Mimari Rapor
Savaşla birlikte başlar en hüzün verici olaylar. Toprağımızda olması ya da başka bir coğrafyada olması sadece hüznün ve karamsarlığın şeklini değiştirir. Asıl olan savaş sorası barışın tesis edilmesi ve anıtlarla savaşın ne kadar can yakıcı bir şey olduğunun hatırlatılmasıdır. Kore Savaşı da tarihsel olarak belleğimize bir şekilde girmiş, belki daha çok acının yaşanmasına engel olmuştur ama savaşa katılanlar için birçok kaybın yaşanmasına sebep olmuştur.241. Piyade Alayı bambaşka bir coğrafyada ‘savaşarak barışı tesis etmek’ için bir gün gemilere bindirilerek Kore’ye götürüldü. Daha önce hiç görmedikleri bir coğrafyada daha çok acı yaşanmasın diye kendilerinden çok şey vererek ve birçok kayıpla yurda döndüler. Savaşın toplum ve insan üzerindeki etkileri her savaş için ağır olmasına karşın, Kore Savaşı’nın coğrafi olarak “memleket” sınırları içerisinde olmayışı ve deniz aşırı farklı bir coğrafyada gerçekleşmesi psikolojik etkilerin sosyolojik etkilerden çok daha baskın olmasına sebep oldu. Toplumun çoğunluğunu fiziki olarak etkilemeyen bu durum direkt savaşa katılanların anlaşılamamasına onlarla empati kurulamamasına sebep oldu. Bu sebepten gaziler savaş sonrası da çok sıkıntı yaşadılar. Kore Savaşı Anma Alanında özellikle savaş kavramının ele alınması elzem olmuştur. Savaşın bölgesel, ekonomik, siyasal, sosyolojik ve psikolojik etkileri ile ilgili gerekli araştırma sonucunda yapılacak olanın yapım yeri ve tarihi gereği tasarıma şekil vermesi gereken kısmın sosyolojik ve psikolojik etkiler üzerinden şekillenmesi gerekliği ortaya çıktı.
Siper
Savaş en çok siperlerde yaşanır. Siper kavramı insanların savaş psikolojisini deneyimleyebilecekleri ve anma alanının deneysel olarak deneyimlenebileceği yapısal eleman olarak yorumlanabilir.

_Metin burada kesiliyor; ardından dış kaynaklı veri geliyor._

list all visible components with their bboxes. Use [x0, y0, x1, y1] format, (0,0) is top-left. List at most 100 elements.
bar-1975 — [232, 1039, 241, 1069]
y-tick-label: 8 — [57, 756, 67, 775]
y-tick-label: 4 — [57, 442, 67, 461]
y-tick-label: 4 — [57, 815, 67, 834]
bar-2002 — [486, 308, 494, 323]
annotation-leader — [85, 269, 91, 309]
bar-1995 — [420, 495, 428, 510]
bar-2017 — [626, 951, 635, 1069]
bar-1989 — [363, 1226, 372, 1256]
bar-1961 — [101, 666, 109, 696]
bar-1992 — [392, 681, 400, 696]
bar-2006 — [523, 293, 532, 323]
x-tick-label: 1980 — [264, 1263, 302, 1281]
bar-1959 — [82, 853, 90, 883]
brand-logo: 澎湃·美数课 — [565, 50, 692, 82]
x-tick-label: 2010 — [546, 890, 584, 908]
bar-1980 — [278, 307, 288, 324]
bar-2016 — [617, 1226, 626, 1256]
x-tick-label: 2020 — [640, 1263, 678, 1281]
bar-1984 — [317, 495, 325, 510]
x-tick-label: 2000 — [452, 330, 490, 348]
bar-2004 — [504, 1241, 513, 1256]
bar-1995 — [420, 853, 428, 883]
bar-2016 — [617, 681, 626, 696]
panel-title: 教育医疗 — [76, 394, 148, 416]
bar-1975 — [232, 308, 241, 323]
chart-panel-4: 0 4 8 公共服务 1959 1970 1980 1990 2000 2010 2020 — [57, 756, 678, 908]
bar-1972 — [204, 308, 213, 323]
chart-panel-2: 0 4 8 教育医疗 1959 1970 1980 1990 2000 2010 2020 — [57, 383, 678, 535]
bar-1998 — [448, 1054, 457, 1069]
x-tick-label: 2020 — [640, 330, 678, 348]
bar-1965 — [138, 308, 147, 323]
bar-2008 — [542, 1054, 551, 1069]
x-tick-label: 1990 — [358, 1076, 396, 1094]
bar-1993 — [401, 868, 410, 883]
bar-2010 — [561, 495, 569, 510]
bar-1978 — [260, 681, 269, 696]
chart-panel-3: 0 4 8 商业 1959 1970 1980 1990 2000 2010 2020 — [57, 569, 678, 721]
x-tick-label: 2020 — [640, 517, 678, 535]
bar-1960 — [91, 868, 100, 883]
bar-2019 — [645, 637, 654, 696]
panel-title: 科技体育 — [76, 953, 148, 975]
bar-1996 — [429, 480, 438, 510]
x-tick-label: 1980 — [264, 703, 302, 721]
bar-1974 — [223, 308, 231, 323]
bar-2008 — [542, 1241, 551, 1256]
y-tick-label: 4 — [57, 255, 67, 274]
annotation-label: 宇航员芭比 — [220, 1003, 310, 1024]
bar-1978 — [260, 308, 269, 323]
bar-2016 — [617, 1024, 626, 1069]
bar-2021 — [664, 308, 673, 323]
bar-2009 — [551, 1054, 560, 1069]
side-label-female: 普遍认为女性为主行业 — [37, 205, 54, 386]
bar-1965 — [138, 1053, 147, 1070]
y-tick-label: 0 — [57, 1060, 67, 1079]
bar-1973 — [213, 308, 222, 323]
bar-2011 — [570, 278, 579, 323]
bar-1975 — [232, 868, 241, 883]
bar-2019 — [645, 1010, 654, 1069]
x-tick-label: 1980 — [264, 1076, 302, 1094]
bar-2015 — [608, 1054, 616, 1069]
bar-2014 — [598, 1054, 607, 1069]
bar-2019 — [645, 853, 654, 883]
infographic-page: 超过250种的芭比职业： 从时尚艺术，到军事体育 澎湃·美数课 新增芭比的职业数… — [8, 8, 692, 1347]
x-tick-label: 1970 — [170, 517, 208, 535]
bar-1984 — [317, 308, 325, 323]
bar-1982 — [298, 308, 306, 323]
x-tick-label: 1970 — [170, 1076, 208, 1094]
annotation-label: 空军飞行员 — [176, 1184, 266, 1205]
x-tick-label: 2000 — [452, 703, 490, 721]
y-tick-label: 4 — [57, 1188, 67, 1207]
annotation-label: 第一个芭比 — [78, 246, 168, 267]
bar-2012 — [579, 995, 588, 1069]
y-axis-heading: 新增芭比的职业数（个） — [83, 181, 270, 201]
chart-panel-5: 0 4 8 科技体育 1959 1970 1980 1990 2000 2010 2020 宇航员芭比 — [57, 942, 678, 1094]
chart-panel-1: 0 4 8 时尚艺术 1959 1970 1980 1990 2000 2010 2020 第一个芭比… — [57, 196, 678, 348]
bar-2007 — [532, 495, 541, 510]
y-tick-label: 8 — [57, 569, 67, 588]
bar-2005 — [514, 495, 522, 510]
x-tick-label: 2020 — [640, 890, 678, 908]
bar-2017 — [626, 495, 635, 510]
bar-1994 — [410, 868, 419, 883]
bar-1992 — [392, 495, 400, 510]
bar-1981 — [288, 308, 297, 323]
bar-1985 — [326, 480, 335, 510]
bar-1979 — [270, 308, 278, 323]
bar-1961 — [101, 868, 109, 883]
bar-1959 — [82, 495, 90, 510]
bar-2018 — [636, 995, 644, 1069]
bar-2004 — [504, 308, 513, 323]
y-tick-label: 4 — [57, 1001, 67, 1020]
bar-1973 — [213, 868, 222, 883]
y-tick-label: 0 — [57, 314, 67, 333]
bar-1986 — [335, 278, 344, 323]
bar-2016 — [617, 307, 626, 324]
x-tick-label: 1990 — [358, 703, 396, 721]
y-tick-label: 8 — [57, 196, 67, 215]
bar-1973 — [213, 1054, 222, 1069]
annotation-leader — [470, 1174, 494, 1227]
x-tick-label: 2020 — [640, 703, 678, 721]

Siper insanı gizleyen, ateş hattındaki ulaşımı sağlayan ve arkasını gizleyen merak oluşturan en temel mekandır. İnsanın en çok korktuğu, kendini en güvende hissettiği ve ayrıca onu gizleyen yerdir siper. Savaşın tüm etkilerini canlı olarak orda yaşar.
Anma alanı oluşturulurken mevcut alanın olabildiğince müdahalesiz ve doğal kalması anılan şeyin değerini daha da yükseltir. Tasarım alanındaki yoğun ağaç dokusunu korumak ve ağaç sayımızı artırmak ilk tasarım kararımız oldu. Dokuyu bozmamak için kitle toprak altında planlandı. Doku içerisinde röper oluşturmak ve anma alanımıza ulaşmak için ise siperler kullanıldı. Otoparktan yönlendirmeyi sağlayan siper yapımızı metal malzeme ile kaplayarak Kore’ye ulaşımı sağlayan gemi imgelemini sağlandı. Metal yüzey alana yaklaşanları orda var olma fikriyle doldurup alana bıraktığı gibi metal yüzeyin yarıldığı yerde yeşermeye başlayan ve yaşamı simgeleyen ağaç bir anıt olma özelliğine sahip oldu. Siper psikolojisini yaşatan sonunda da savaşa ulaşan bir hat. Ve bu hatta savaşta yaşananların bir yansıması… Herkesin buluştuğu, siperlerden geldiği, yolda yürürken dahil olduğu bir alan hem anma yeri hem yaşamın var olduğu bir avlu. Bu alanda günün her saatinde deneyimlenebilen mekanlar mevcut. Müze kapalı olsa bile kütüphanesini ve kafesini kullanabileceğiniz yaşam dolu, barış dolu bir alan.